- Born: 24 May 1983 (age 42) Tehran, Iran
- Occupation: Meteorologist
- Years active: 2002 to present
- Employer: CNN
- Agent(s): Al Corral, Napoli Management Group

= Pedram Javaheri =

Persian-American meteorologist

Pedram "P.J." Javaheri (born May 24, 1983) is an Iranian-American meteorologist for CNN International formerly based at CNN World Headquarters in Atlanta, Georgia. He can be seen regularly on editions of CNN Newsroom and World Business Today. He also fills in on HLN's Morning Express with Robin Meade and appears on CNN U.S. during breaking news and severe weather coverage.

==Background==

Javaheri was born in Tehran, Iran to Iranian parents. In October 1993, his family emigrated from Tehran to Redmond, Washington, where he attended elementary school and high school.

He moved on to college at Mesa Community College and Arizona State University. He also attended Mississippi State University, where he obtained degrees in broadcast journalism and meteorology.

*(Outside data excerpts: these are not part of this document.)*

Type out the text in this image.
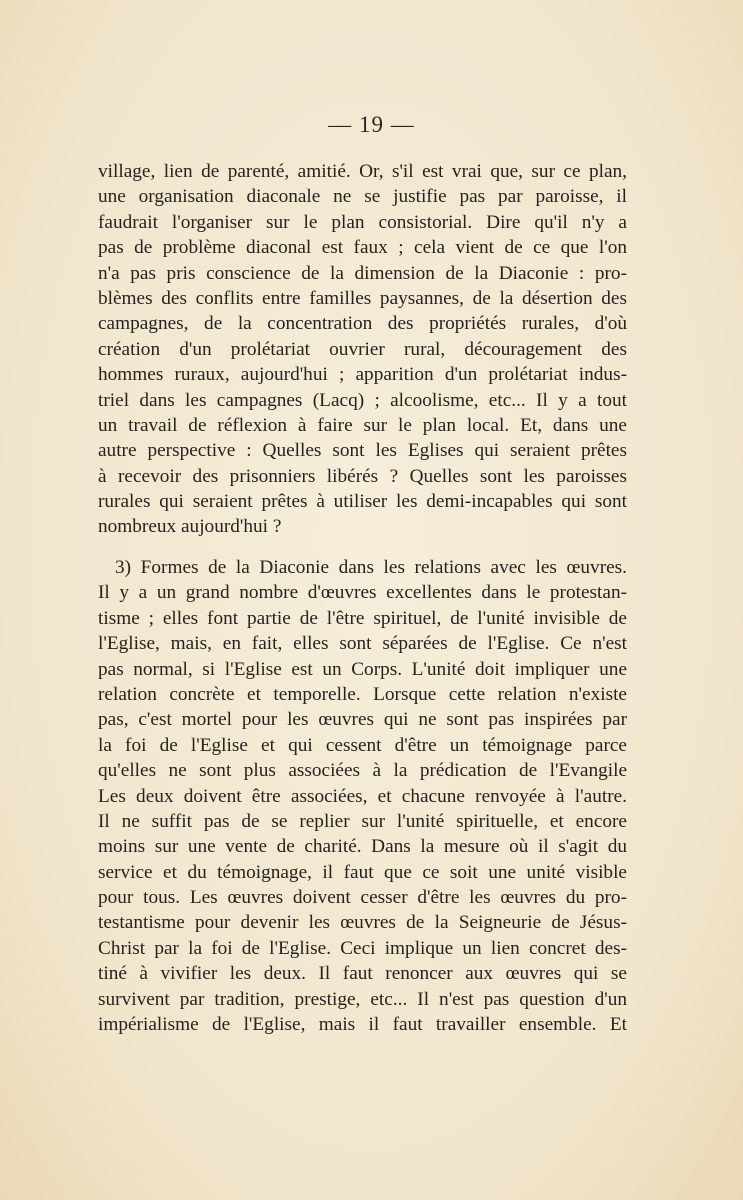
— 19 —
village, lien de parenté, amitié. Or, s'il est vrai que, sur ce plan,
une organisation diaconale ne se justifie pas par paroisse, il
faudrait l'organiser sur le plan consistorial. Dire qu'il n'y a
pas de problème diaconal est faux ; cela vient de ce que l'on
n'a pas pris conscience de la dimension de la Diaconie : pro-
blèmes des conflits entre familles paysannes, de la désertion des
campagnes, de la concentration des propriétés rurales, d'où
création d'un prolétariat ouvrier rural, découragement des
hommes ruraux, aujourd'hui ; apparition d'un prolétariat indus-
triel dans les campagnes (Lacq) ; alcoolisme, etc... Il y a tout
un travail de réflexion à faire sur le plan local. Et, dans une
autre perspective : Quelles sont les Eglises qui seraient prêtes
à recevoir des prisonniers libérés ? Quelles sont les paroisses
rurales qui seraient prêtes à utiliser les demi-incapables qui sont
nombreux aujourd'hui ?
3) Formes de la Diaconie dans les relations avec les œuvres.
Il y a un grand nombre d'œuvres excellentes dans le protestan-
tisme ; elles font partie de l'être spirituel, de l'unité invisible de
l'Eglise, mais, en fait, elles sont séparées de l'Eglise. Ce n'est
pas normal, si l'Eglise est un Corps. L'unité doit impliquer une
relation concrète et temporelle. Lorsque cette relation n'existe
pas, c'est mortel pour les œuvres qui ne sont pas inspirées par
la foi de l'Eglise et qui cessent d'être un témoignage parce
qu'elles ne sont plus associées à la prédication de l'Evangile
Les deux doivent être associées, et chacune renvoyée à l'autre.
Il ne suffit pas de se replier sur l'unité spirituelle, et encore
moins sur une vente de charité. Dans la mesure où il s'agit du
service et du témoignage, il faut que ce soit une unité visible
pour tous. Les œuvres doivent cesser d'être les œuvres du pro-
testantisme pour devenir les œuvres de la Seigneurie de Jésus-
Christ par la foi de l'Eglise. Ceci implique un lien concret des-
tiné à vivifier les deux. Il faut renoncer aux œuvres qui se
survivent par tradition, prestige, etc... Il n'est pas question d'un
impérialisme de l'Eglise, mais il faut travailler ensemble. Et
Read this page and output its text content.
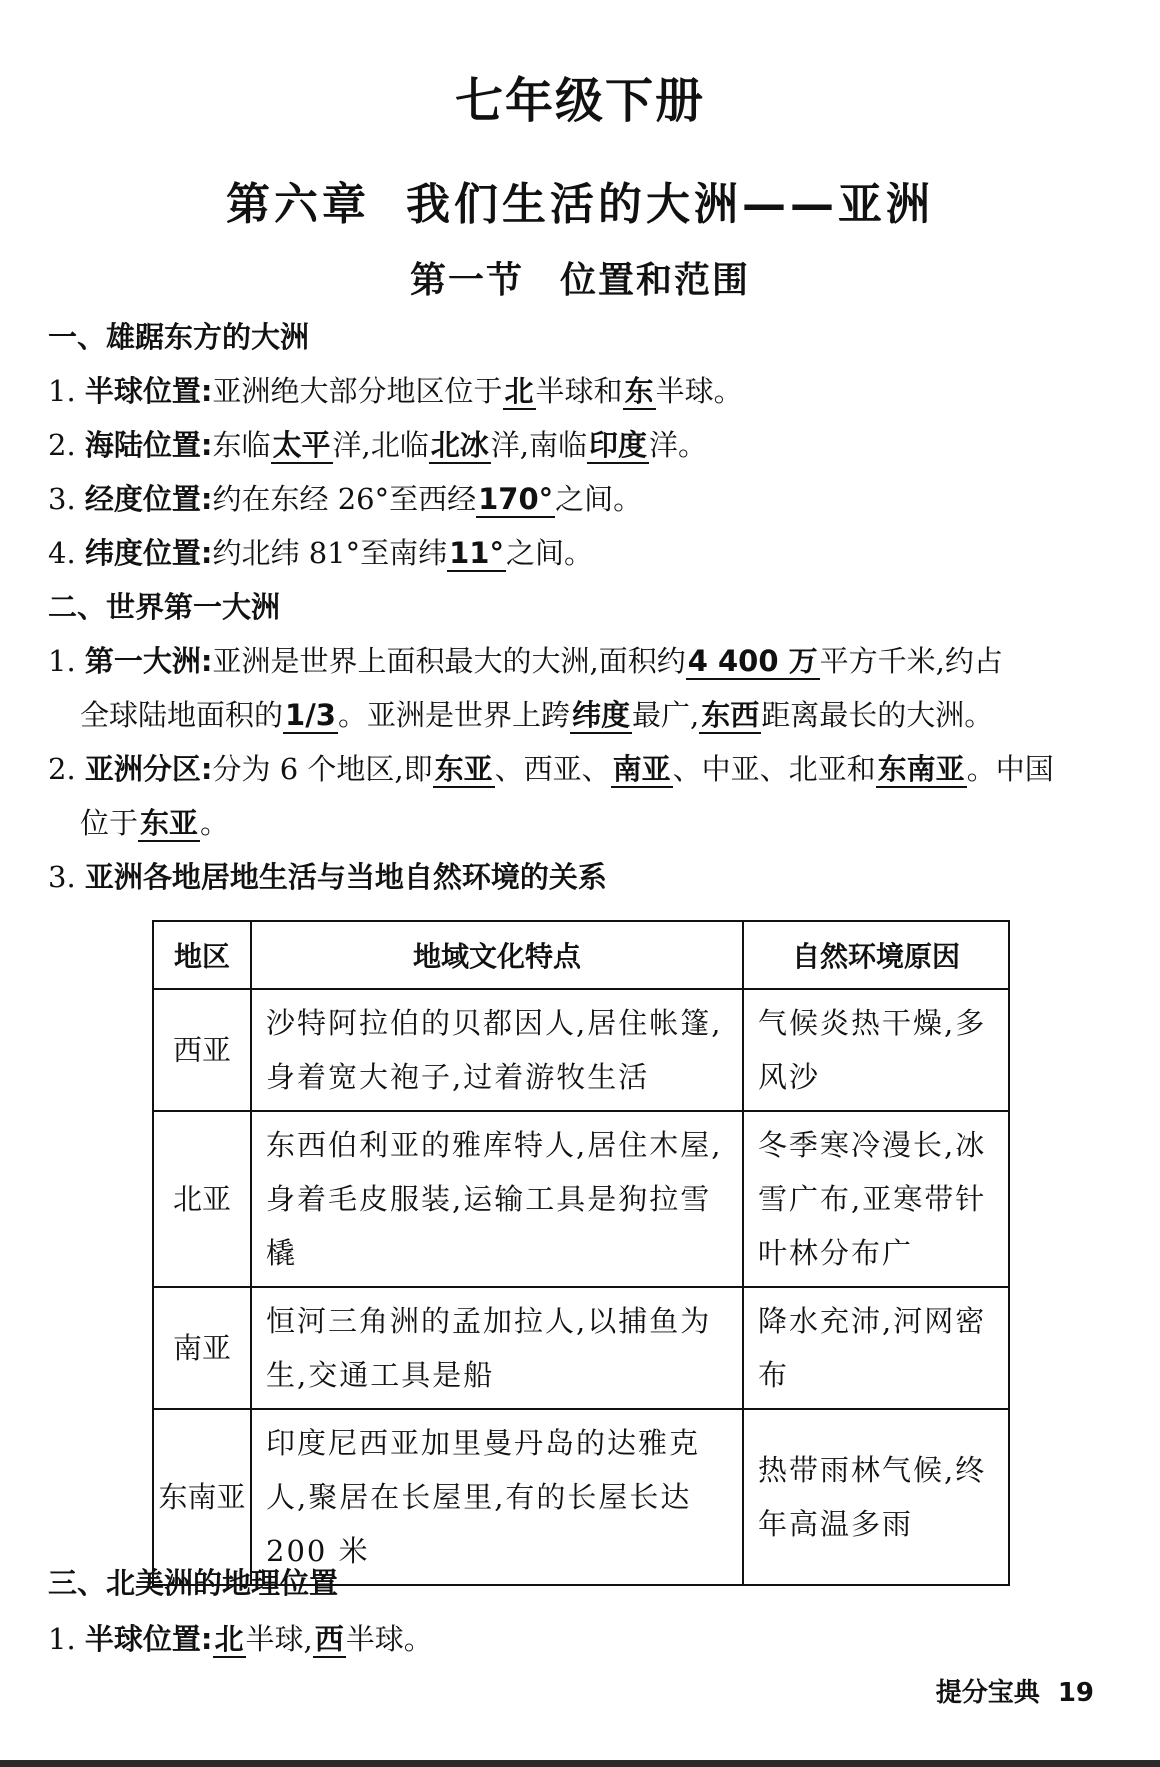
七年级下册
第六章 我们生活的大洲——亚洲
第一节 位置和范围
一、雄踞东方的大洲
1. 半球位置:亚洲绝大部分地区位于北半球和东半球。
2. 海陆位置:东临太平洋,北临北冰洋,南临印度洋。
3. 经度位置:约在东经 26°至西经170°之间。
4. 纬度位置:约北纬 81°至南纬11°之间。
二、世界第一大洲
1. 第一大洲:亚洲是世界上面积最大的大洲,面积约4 400 万平方千米,约占
全球陆地面积的1/3。亚洲是世界上跨纬度最广,东西距离最长的大洲。
2. 亚洲分区:分为 6 个地区,即东亚、西亚、南亚、中亚、北亚和东南亚。中国
位于东亚。
3. 亚洲各地居地生活与当地自然环境的关系
地区	地域文化特点	自然环境原因
西亚	沙特阿拉伯的贝都因人,居住帐篷,身着宽大袍子,过着游牧生活	气候炎热干燥,多风沙
北亚	东西伯利亚的雅库特人,居住木屋,身着毛皮服装,运输工具是狗拉雪橇	冬季寒冷漫长,冰雪广布,亚寒带针叶林分布广
南亚	恒河三角洲的孟加拉人,以捕鱼为生,交通工具是船	降水充沛,河网密布
东南亚	印度尼西亚加里曼丹岛的达雅克人,聚居在长屋里,有的长屋长达 200 米	热带雨林气候,终年高温多雨
三、北美洲的地理位置
1. 半球位置:北半球,西半球。
提分宝典 19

Javaheri is fluent in Persian, Turkish, and English.

==Broadcasting career==

Javaheri began as a weather anchor at Arizona State University in 2002. While there, he led and developed the school’s first weather department at NewsWatch TV, an in-school news program broadcast throughout the State of Arizona. One week prior to his graduation, he accepted a position as a meteorologist in Utah at KCSG. He was later promoted to chief meteorologist and oversaw all weather operations.

In 2008, a duopoly station in California's Central Coast hired him to serve as the environmental reporter and present the weather as a meteorologist for KCOY, KKFX, KION, and KCBA. He had an audience of over 500,000 television households.
While in California, he covered numerous notable events. In 2008, he was on the scene of the Basin Complex Fire in Big Sur, the second costliest wildfire in U.S. history. In June 2009, he became the only reporter in the market to cover the Michael Jackson memorial service at the Staples Center after having won a lottery to attend it.

He joined CNN in June 2010 and now resides in Atlanta.

==Awards and recognition==

During his time in California, Javaheri received an Emmy nomination for outstanding achievement in weather from the San Francisco / Northern California Emmy Awards. In August 2010, Iranian.com honored him as its Iranian of the Day. He was part of the CNN weather team that won the prestigious Peabody Award for its coverage of the 2010 Deepwater Horizon oil spill in the Gulf of Mexico.

On March 11, 2011, in the aftermath of the devastating Japanese earthquake, he and CNN U.S. meteorologist Chad Myers became the first duo in CNN’s history to simultaneously forecast and cover the resulting tsunami and its impact to a global audience.